FAIT DU SOIR Danylo, Ukrainien installé à Nîmes : "La vérité est entre les deux"
Danylo, 21 ans, pose ses valises à Nîmes en 2016 avec ses parents et sa petite sœur pour fuir la guerre en Ukraine. Aujourd'hui étudiant, il s'est habitué à sa vie française. Il pense que les Ukrainiens et les Russes jouent à un jeu politique et que la vérité est entre les deux.
Né en 2000 en Ukraine, Danylo, 21 ans habite le quartier des 7 collines de Nîmes et fait ses études à Montpellier. À seize ans, alors qu'il vit à Kiev (prononcer "Kiyouf") avec ses parents, il prépare ses valises et deux semaines après, se retrouve dans l'avion avec sa sœur et sa mère, direction Paris. "J'ai emporté quelques vêtements, mon portable et un chargeur." Son père les rejoint plus tard en France.
Ses parents ne voulaient pas qu'il fasse la guerre
Puis la famille se rend à Montpellier où habite une tante ukrainienne. Un peu plus tard, sa mère s'installe à Nîmes avec un Français. "C'était en 2016, nous avons quitté le pays suite à la guerre en Crimée et dans le Donbass. Mon père et moi étions susceptibles d'être mobilisés dans l'armée et mes parents ne le voulaient pas."
Dès son arrivée à Nîmes, il entre en première au lycée Philippe Lamour. Il apprend le français en parallèle au lycée Daudet. Il réussit son bac Littéraire avec une note de 20/20 en russe. Aujourd'hui, il est étudiant en licence Langues Étrangères Appliquées (Anglais-Russe) à l'université Paul Valéry de Montpellier où il se rend tous les jours en train. Il parle parfaitement quatre langues, le Français, l'Anglais, le Russe et l'Ukrainien bien entendu.
La langue russe est bien ancrée en Ukraine. La séparation des deux peuples ne date que de 1991, avec l'effondrement de l'URSS. Ses parents et ses grands-parents parlent Russe entre eux, entre amis et avec les enfants. "En Ukraine on apprend l'Ukrainien mais dès que l'on quitte l'école on parle russe avec les copains" raconte t-il.
Aujourd'hui, sa vie est en France
À 16 ans, Danylo a quitté tous ses amis pour un pays inconnu, la France, où il se fait appeler Daniel. "Au début c'était très dur quitter son pays d’origine et de se retrouver plongé dans une culture et une langue totalement différentes.

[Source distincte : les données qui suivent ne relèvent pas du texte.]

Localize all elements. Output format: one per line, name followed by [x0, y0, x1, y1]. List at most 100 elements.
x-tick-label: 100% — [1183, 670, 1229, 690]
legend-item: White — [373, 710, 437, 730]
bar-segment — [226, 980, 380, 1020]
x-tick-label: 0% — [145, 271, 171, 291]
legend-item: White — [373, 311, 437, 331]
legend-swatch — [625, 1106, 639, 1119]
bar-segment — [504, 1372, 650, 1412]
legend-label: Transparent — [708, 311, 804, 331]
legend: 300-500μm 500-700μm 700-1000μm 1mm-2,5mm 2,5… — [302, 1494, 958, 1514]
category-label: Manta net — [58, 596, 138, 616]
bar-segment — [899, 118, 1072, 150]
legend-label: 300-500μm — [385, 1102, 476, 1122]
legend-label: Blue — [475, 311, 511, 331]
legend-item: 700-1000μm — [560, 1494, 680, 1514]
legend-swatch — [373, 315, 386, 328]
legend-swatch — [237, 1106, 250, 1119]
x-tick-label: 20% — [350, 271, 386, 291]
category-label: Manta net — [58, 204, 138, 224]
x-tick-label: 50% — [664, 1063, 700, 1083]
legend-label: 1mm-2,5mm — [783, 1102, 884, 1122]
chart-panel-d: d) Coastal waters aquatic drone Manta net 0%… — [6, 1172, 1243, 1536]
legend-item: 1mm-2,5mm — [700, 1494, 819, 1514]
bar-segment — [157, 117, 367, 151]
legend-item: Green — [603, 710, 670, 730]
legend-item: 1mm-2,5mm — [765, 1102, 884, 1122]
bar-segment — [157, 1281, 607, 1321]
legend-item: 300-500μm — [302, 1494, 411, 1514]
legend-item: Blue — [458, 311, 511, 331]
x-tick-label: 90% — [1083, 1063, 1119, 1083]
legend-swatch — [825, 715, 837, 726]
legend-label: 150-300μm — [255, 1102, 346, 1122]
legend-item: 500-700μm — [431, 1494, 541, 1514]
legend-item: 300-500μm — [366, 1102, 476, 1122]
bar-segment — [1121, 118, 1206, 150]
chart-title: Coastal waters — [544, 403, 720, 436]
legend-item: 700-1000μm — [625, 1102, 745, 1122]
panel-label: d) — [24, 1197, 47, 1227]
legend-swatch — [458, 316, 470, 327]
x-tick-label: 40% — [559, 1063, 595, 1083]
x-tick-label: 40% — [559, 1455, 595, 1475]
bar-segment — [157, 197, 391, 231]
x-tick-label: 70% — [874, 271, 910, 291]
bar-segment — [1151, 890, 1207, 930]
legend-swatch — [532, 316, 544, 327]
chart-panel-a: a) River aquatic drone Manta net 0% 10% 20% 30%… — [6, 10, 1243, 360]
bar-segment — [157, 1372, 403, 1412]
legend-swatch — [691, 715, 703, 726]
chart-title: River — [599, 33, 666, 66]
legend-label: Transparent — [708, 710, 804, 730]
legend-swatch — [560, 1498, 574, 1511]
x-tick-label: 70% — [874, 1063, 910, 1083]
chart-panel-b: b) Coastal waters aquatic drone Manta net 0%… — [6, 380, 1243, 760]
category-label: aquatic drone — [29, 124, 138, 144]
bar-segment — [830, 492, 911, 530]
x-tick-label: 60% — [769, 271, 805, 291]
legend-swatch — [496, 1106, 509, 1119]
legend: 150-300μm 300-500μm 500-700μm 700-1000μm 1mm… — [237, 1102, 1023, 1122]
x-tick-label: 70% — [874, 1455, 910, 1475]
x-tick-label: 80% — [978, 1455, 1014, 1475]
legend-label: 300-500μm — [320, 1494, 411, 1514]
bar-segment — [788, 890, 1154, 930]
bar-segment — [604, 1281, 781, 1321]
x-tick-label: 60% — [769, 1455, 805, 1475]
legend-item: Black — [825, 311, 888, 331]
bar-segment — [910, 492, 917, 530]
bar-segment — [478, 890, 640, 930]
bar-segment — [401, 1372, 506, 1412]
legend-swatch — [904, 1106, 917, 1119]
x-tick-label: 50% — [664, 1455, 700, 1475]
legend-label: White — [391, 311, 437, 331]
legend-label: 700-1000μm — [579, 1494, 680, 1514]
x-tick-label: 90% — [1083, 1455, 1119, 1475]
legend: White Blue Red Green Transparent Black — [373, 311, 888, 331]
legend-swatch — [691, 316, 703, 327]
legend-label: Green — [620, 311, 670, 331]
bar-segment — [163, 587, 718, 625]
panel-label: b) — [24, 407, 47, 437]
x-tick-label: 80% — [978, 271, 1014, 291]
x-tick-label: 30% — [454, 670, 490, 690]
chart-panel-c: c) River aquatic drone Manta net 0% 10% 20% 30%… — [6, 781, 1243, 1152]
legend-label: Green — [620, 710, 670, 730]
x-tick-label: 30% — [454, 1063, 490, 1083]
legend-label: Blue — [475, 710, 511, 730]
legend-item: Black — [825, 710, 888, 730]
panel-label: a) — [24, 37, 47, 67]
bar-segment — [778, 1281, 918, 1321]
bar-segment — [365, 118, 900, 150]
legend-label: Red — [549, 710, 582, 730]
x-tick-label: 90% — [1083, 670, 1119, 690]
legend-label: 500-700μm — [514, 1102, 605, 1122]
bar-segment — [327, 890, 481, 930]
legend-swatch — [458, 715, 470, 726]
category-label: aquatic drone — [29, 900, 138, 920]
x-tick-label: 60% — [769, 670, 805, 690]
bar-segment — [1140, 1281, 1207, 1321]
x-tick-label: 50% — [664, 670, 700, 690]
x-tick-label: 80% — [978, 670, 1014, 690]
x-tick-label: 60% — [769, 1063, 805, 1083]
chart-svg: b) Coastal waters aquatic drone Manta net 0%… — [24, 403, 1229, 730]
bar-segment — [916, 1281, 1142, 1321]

J'étais effondré, mais je me suis finalement habitué au style de vie français." Il a gardé des contacts avec quelques amis ukrainiens mais aujourd'hui sa vie est ici en France. Là-bas il faisait du karaté, ici, il fait de la musculation avec son père, à "l'équilibre", route de Beaucaire.
Il parle français parfaitement, s'est fait des amis et sort d'une relation amoureuse. S'il ne savait pas trop quel métier il voulait faire quand il était petit, aujourd'hui il veut exploiter sa connaissance des langues et son futur diplôme français pour travailler dans les relations internationales. La France pour lui est très différente de l'Ukraine notamment pour ce qui concerne le niveau de vie. "Les retraités français peuvent vivre décemment et même voyager alors qu'en Ukraine ils sont vraiment dans le besoin. Ils sont également plus connectés et donc restent plus proches de leurs enfants", souligne Danilo.
"Je ne veux pas infliger à mes parents la perte de leur enfant"
S'il retourne en Ukraine aujourd'hui, il devra prendre les armes contraint et forcé puisque le président Zelensky a déclaré la mobilisation générale pour les hommes de 18 à 60 ans. Danylo ne veut pas de la guerre, il veut vivre sa vie même si cela doit se faire loin de son pays natal. Il ne se sent pas prêt à mourir pour son gouvernement. "Je ne veux pas infliger à mes parents la perte de leur enfant. Je ne veux pas non plus l'infliger aux parents russes !"
La guerre du Donbass dure depuis 2014 et ni les Russes, ni les Ukrainiens n'ont respecté les accords du protocole de Minsk. Danilo déteste la guerre mais il tient une posture critique à l'endroit des deux protagonistes. "C'est de la communication politique autour du Donbass des deux côtés. Je lis les journaux russes et ukrainiens puis je me fais ma propre opinion. La vérité est entre les deux. Pour moi il n'y a pas de méchant et de gentil comme en 1939 avec le nazisme. Cette fois, chacun a sa part de responsabilité dans cette guerre."
Son enjeu, c'est d'obtenir la nationalité française puis son diplôme. S'il obtient son titre de séjour, il poursuivra un master en relations internationales à Aix-en-Provence. Ensuite, il veut juste "vivre sa vie". Peut-être retournera t-il un jour en Ukraine, en tant que touriste.